If you’re an effective leader, you know what you staff is working on, at any particular time or on any particular day. Your direct reports — and through those direct reports, the entire workforce — knows what’s expected of them, what’s most important, what they are specifically expected to deliver, and when.
Now wait a minute! Isn’t that micromanagement? Well, it could be, if you followed your staff around and told them how to do each and every thing, if you second guessed them consistently, or if you routinely snatched work from their desks and insisted that you had to do it yourself to make sure it was done properly.
But it’s not micromanagement to have highly organized calendars and task lists, and to stay on top of them. Good leaders keep meticulous records of conversations, verbal commitments, and promises to perform. Simply said, a good leader is a master at follow-up. Knowing what your staff is working on, when, and why, is essential. It doesn’t mean you don’t trust them or they need to be babysat. It just means you’re ensuring your staff stays on task, communicates expertly, and prioritizes appropriately.
Some of the foundations of highly disciplined business leadership:
- A calendar, updated daily, which carves out time for your most important priorities.
- Time on your calendar to work on something more than today’s emergencies.
- A meticulous to-do list, prioritized, and updated daily.
- Regular one-on-one and/or small team meetings with direct reports to review task lists, reset priorities, and discuss challenges and concerns before they become urgent. What do I mean by “regular”? At least weekly.
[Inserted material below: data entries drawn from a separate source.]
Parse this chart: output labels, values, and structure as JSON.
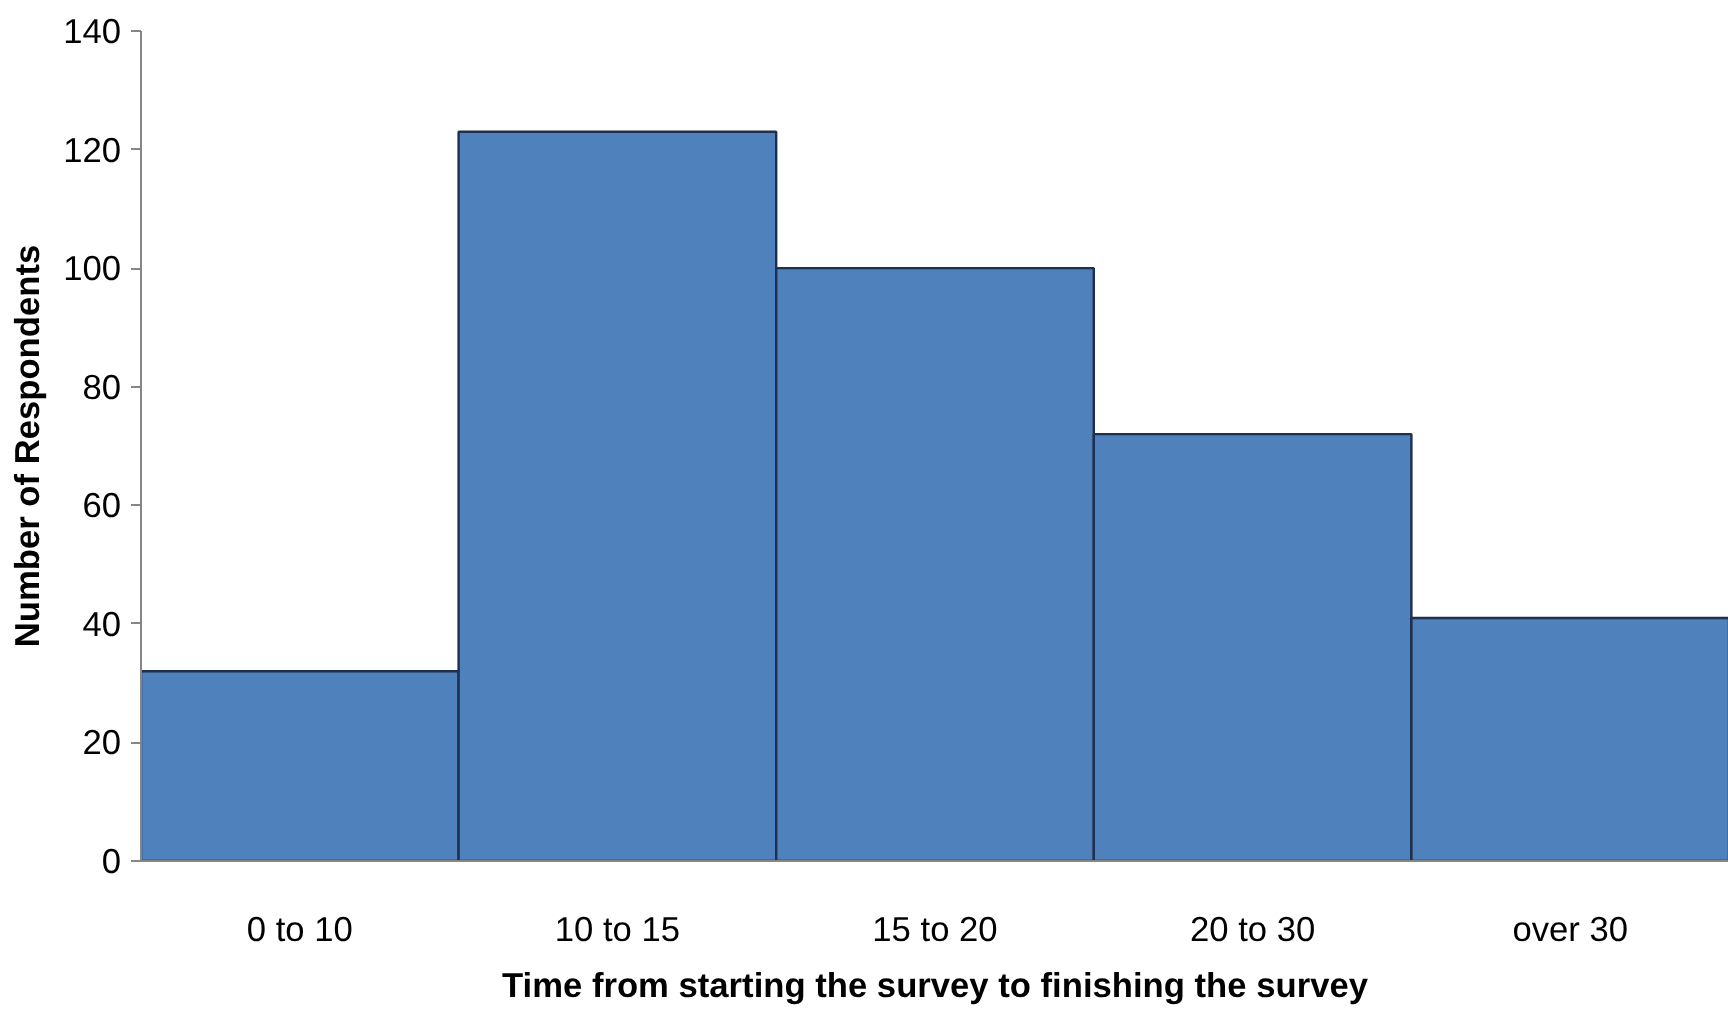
{
  "chart_data": {
    "type": "bar",
    "xlabel": "Time from starting the survey to finishing the survey",
    "ylabel": "Number of Respondents",
    "categories": [
      "0 to 10",
      "10 to 15",
      "15 to 20",
      "20 to 30",
      "over 30"
    ],
    "values": [
      32,
      123,
      100,
      72,
      41
    ],
    "color": "#4f81bd",
    "ylim": [
      0,
      140
    ],
    "yticks": [
      0,
      20,
      40,
      60,
      80,
      100,
      120,
      140
    ],
    "grid": false
  }
}
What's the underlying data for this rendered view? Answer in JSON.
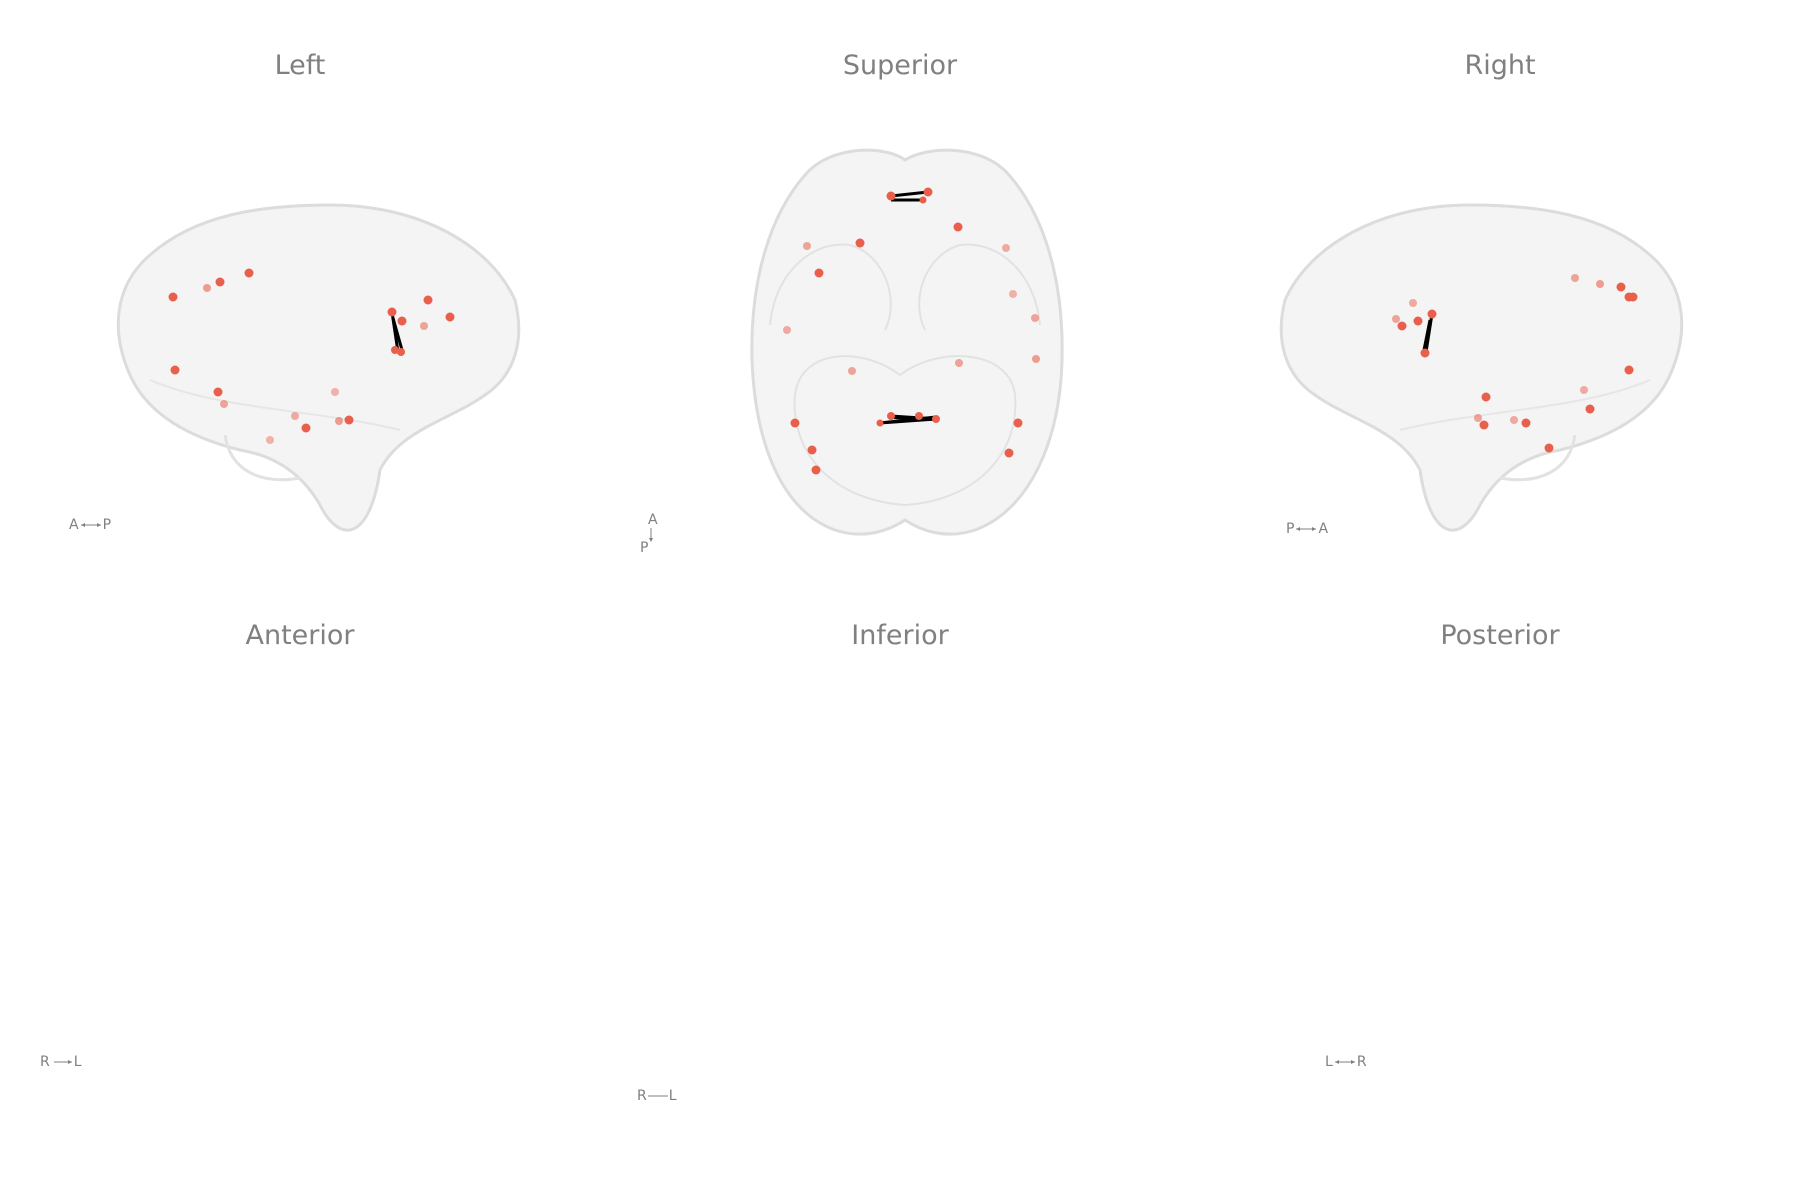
{
  "views": [
    {
      "title": "Left",
      "orientation": {
        "from": "A",
        "to": "P"
      }
    },
    {
      "title": "Superior",
      "orientation": {
        "from": "A",
        "to": "P"
      }
    },
    {
      "title": "Right",
      "orientation": {
        "from": "P",
        "to": "A"
      }
    },
    {
      "title": "Anterior",
      "orientation": {
        "from": "R",
        "to": "L"
      }
    },
    {
      "title": "Inferior",
      "orientation": {
        "from": "R",
        "to": "L"
      }
    },
    {
      "title": "Posterior",
      "orientation": {
        "from": "L",
        "to": "R"
      }
    }
  ],
  "colors": {
    "node": "#e8604c",
    "edge": "#000000",
    "brain_outline": "#dcdcdc",
    "brain_fill": "#f4f4f4",
    "title": "#808080"
  }
}
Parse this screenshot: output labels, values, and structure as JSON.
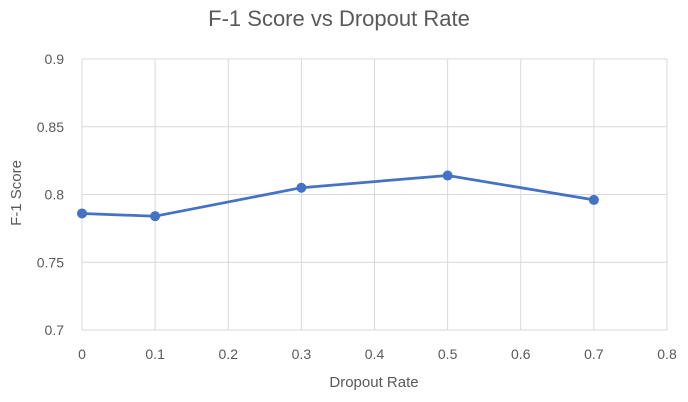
{
  "chart_data": {
    "type": "line",
    "title": "F-1 Score vs Dropout Rate",
    "xlabel": "Dropout Rate",
    "ylabel": "F-1 Score",
    "xlim": [
      0,
      0.8
    ],
    "ylim": [
      0.7,
      0.9
    ],
    "x_ticks": [
      "0",
      "0.1",
      "0.2",
      "0.3",
      "0.4",
      "0.5",
      "0.6",
      "0.7",
      "0.8"
    ],
    "y_ticks": [
      "0.7",
      "0.75",
      "0.8",
      "0.85",
      "0.9"
    ],
    "grid": true,
    "series": [
      {
        "x": [
          0,
          0.1,
          0.3,
          0.5,
          0.7
        ],
        "values": [
          0.786,
          0.784,
          0.805,
          0.814,
          0.796
        ],
        "color": "#4472c4"
      }
    ]
  }
}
And these meetings must work off the written word — again, prioritized task lists and calendars.
- Starting each meeting with staff by reviewing progress on their commitments from the last meeting. (This obviously goes both ways, as you will have made action commitments to your staff as well.)
- The requirement that all of your direct reports follow the five disciplines listed above, and that they come to each interaction with you ready to “manage” their task load in an open and disciplined way with your knowledge and input.
Simply said, a good leader is a master at follow-up. Knowing what your staff is working on, when, and why, is essential.
Some leaders we work with are uncomfortable with this level of discipline. And some employees are uncomfortable having to give such a thorough accounting of their efforts. But again and again, we find undeniable benefits from this approach:
- Stress and conflict are greatly reduced. No one has to guess what the boss wants or what the boss is thinking.
- Employees’ task loads are more manageable, and thus everyone is more effective.
- Morale improves — partly through regular, honest communication, and partly because the troops stop complaining about the boss’s cluelessness and insensitivity in assigning them “urgent” deadlines without checking what else is on their plate.
- The organization’s capacity for critical thinking and problem solving increase.
- Accountability and individual performance naturally improve.
- The leader’s time is used to greater advantage in the organization. Staff members are able to approach management with greater clarity on what they need — resources, decisions, suggestions, or whatever. The leader is guided from below by highly organized staff. She finds out about problems in time to address them effectively.
YOUR PATH FORWARD: Try the disciplines above religiously for 30 days. You’ll see a difference. Let us know how the experiment worked for you and how it changed your working relationship with your staff.